= Sternberg Interfaith Gold Medallion =

The Interfaith Gold Medallion is a award founded in 1986 and granted by the Sir Sigmund Sternberg Charitable Foundation.

==Purpose of the Award==

The purpose of the award is to recognize those who have 'endeavored to make an exceptional contribution to the improvement of understanding between the faiths in the United Kingdom, and across the world'. The Medallion is awarded to outstanding individuals who have helped promote peace and tolerance between people of different faiths. This has included Heads of State and Government, Royalty, and religious, civic, business, and philanthropic leaders.
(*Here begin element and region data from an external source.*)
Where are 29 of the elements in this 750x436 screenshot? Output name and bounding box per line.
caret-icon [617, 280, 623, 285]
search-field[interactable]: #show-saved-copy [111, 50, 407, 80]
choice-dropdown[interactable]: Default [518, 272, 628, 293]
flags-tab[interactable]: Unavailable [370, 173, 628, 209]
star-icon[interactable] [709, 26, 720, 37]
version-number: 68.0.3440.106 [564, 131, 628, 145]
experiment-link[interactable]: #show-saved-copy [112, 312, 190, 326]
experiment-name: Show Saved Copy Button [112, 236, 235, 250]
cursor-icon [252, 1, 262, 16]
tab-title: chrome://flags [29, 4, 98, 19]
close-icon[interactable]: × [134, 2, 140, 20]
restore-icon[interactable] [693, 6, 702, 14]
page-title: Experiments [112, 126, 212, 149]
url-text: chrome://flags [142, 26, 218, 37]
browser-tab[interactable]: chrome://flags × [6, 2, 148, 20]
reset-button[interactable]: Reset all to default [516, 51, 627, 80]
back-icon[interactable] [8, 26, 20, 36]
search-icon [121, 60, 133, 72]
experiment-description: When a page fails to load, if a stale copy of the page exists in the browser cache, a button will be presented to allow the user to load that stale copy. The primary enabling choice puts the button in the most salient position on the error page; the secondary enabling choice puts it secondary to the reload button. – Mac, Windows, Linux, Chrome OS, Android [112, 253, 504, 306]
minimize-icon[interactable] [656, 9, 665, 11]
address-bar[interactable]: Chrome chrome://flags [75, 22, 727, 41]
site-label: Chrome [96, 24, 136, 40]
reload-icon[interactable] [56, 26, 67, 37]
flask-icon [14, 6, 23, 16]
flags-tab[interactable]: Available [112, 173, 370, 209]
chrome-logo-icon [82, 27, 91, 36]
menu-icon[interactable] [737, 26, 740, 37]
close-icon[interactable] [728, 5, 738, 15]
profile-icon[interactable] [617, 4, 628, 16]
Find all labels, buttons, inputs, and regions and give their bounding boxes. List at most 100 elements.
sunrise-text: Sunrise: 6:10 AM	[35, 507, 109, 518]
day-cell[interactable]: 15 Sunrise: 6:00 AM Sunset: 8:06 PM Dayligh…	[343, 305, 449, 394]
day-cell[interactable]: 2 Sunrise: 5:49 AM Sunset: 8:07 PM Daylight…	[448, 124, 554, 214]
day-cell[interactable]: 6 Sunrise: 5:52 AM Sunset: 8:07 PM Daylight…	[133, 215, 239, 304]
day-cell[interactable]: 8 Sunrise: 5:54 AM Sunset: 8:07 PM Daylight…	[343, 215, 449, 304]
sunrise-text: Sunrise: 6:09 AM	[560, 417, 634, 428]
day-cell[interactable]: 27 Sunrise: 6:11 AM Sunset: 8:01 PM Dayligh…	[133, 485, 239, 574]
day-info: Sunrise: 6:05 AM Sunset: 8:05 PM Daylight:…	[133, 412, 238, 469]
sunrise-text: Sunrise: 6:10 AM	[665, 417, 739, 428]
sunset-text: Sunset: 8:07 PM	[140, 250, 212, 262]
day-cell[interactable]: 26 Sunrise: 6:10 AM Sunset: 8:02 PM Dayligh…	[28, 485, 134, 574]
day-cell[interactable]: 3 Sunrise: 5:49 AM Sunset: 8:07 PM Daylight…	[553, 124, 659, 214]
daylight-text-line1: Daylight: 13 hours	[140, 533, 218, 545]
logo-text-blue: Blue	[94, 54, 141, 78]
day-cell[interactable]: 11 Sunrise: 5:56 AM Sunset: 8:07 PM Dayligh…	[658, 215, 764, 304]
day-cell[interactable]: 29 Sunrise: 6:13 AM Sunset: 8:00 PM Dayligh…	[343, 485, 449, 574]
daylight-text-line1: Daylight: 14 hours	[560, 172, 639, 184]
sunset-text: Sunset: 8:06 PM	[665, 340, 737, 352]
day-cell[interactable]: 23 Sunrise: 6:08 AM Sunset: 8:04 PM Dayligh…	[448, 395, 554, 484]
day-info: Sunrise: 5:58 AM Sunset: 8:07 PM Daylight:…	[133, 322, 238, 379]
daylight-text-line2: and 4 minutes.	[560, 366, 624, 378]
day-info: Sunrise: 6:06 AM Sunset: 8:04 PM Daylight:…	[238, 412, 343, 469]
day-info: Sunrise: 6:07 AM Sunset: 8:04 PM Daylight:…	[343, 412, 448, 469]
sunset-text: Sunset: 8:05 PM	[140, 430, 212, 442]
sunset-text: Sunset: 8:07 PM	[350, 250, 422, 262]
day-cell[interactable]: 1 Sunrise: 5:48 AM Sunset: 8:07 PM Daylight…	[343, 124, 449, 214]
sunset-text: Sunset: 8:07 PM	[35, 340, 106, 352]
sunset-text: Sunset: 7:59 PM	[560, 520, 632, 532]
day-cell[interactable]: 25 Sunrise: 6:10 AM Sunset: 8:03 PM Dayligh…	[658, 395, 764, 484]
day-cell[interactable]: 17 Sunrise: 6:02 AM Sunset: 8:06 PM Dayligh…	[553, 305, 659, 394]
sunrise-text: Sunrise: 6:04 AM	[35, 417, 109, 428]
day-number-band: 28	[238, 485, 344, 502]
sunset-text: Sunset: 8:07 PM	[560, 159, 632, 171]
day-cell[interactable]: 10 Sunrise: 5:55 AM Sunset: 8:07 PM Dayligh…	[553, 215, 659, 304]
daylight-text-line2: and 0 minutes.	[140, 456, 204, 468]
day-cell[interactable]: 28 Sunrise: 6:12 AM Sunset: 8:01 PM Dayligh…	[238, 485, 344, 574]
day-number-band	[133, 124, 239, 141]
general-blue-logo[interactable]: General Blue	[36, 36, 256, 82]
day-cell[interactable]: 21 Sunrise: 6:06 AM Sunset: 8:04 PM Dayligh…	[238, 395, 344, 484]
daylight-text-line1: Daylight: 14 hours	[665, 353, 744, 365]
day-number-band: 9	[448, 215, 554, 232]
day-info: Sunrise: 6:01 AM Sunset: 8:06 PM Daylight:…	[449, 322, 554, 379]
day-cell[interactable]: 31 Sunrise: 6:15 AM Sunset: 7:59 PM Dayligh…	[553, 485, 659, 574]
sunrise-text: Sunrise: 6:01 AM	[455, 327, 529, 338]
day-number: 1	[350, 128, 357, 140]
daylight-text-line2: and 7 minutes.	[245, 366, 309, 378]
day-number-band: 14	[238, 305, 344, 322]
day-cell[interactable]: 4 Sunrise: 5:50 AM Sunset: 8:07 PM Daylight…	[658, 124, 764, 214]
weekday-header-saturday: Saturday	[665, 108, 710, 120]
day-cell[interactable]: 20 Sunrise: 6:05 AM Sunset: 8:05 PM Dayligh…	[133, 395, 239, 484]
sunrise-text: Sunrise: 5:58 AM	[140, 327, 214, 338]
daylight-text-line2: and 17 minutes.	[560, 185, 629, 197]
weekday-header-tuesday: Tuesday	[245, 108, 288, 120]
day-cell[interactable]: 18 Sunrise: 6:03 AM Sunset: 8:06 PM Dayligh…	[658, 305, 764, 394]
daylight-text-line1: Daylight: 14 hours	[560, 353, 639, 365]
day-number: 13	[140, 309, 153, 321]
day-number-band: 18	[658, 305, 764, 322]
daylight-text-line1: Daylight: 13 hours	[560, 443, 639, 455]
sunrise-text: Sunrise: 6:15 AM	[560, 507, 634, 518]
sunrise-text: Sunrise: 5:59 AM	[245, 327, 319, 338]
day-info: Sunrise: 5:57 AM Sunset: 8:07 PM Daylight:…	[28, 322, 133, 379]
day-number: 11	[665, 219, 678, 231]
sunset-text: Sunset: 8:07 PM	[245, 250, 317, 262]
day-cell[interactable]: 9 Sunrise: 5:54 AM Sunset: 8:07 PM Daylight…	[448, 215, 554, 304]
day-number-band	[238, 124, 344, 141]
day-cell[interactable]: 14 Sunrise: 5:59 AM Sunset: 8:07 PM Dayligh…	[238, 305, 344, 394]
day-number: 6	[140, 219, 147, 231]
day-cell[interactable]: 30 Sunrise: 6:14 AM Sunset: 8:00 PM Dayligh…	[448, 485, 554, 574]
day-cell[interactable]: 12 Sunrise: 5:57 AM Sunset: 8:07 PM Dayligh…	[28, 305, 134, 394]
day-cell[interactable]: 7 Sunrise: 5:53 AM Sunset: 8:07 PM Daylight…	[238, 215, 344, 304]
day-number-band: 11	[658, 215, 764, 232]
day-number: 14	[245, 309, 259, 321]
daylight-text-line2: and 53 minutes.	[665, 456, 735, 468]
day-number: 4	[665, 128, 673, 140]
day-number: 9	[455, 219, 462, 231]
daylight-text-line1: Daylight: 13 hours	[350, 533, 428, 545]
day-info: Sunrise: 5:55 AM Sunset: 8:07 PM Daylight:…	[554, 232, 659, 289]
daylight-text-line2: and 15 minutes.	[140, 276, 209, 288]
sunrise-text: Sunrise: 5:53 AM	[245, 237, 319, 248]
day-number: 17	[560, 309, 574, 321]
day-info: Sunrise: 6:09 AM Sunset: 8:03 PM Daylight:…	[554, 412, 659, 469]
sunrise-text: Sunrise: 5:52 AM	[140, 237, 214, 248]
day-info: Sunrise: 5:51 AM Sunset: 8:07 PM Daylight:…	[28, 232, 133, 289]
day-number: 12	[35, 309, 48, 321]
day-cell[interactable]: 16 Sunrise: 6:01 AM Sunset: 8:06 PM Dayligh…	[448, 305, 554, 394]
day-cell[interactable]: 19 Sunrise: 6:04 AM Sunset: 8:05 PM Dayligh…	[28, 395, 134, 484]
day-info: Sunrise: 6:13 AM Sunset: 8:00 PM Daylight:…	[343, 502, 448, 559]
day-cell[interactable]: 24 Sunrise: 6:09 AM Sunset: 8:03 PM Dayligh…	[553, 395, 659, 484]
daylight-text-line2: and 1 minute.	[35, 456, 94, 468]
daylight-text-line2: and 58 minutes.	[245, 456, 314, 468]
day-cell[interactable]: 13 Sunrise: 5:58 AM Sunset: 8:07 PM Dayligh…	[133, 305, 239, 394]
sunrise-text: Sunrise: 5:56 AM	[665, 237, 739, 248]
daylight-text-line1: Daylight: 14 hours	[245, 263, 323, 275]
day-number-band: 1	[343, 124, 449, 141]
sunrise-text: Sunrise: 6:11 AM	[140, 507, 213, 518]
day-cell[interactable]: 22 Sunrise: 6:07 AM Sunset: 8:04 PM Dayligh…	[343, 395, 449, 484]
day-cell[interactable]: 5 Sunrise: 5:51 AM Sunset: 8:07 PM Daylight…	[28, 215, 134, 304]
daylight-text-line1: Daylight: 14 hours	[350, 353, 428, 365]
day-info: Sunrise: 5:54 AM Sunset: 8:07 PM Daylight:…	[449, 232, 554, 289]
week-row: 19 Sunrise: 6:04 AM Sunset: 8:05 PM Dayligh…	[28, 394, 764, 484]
The Chairman of the award is Michael Sternberg KC KCFO

==Notable winners==
- Sir Stephen Timms (2023)
- The Lord Richard Chartres (2023)
- David Dangoor (2019)
- Dr Peter Ammon, German Ambassador to the Court of St James (2017).
- Queen Elizabeth II of the United Kingdom (2007)
- Pope John Paul II (2005)
- Anthony Bailey (2012)
- Ferenc Glatz, Hungarian academic
- King Hassan II of Morocco
- Cardinal Basil Hume
- President Árpád Göncz of Hungary
- Queen Sofia of Spain
- President Dr Johannes Rau of Germany
- Archduke Otto von Habsburg of Austria-Hungary
- President Mary Robinson of Ireland
- King Carl XVI Gustav of Sweden
- Cardinal Edward Cassidy
- Lord Khalid Hameed
- Lord Yehudi Menuhin
- Dr John Templeton
- Professor David F. Ford, Founding Director, the Cambridge Inter-Faith Programme (2008)

The Sternberg Charitable Foundation applies its funds for general charitable purposes by the making of grants in particular to charitable institutions. It has a special interest in the furtherance of interfaith activities and the promotion and support of education in the fields of racial and religious harmony.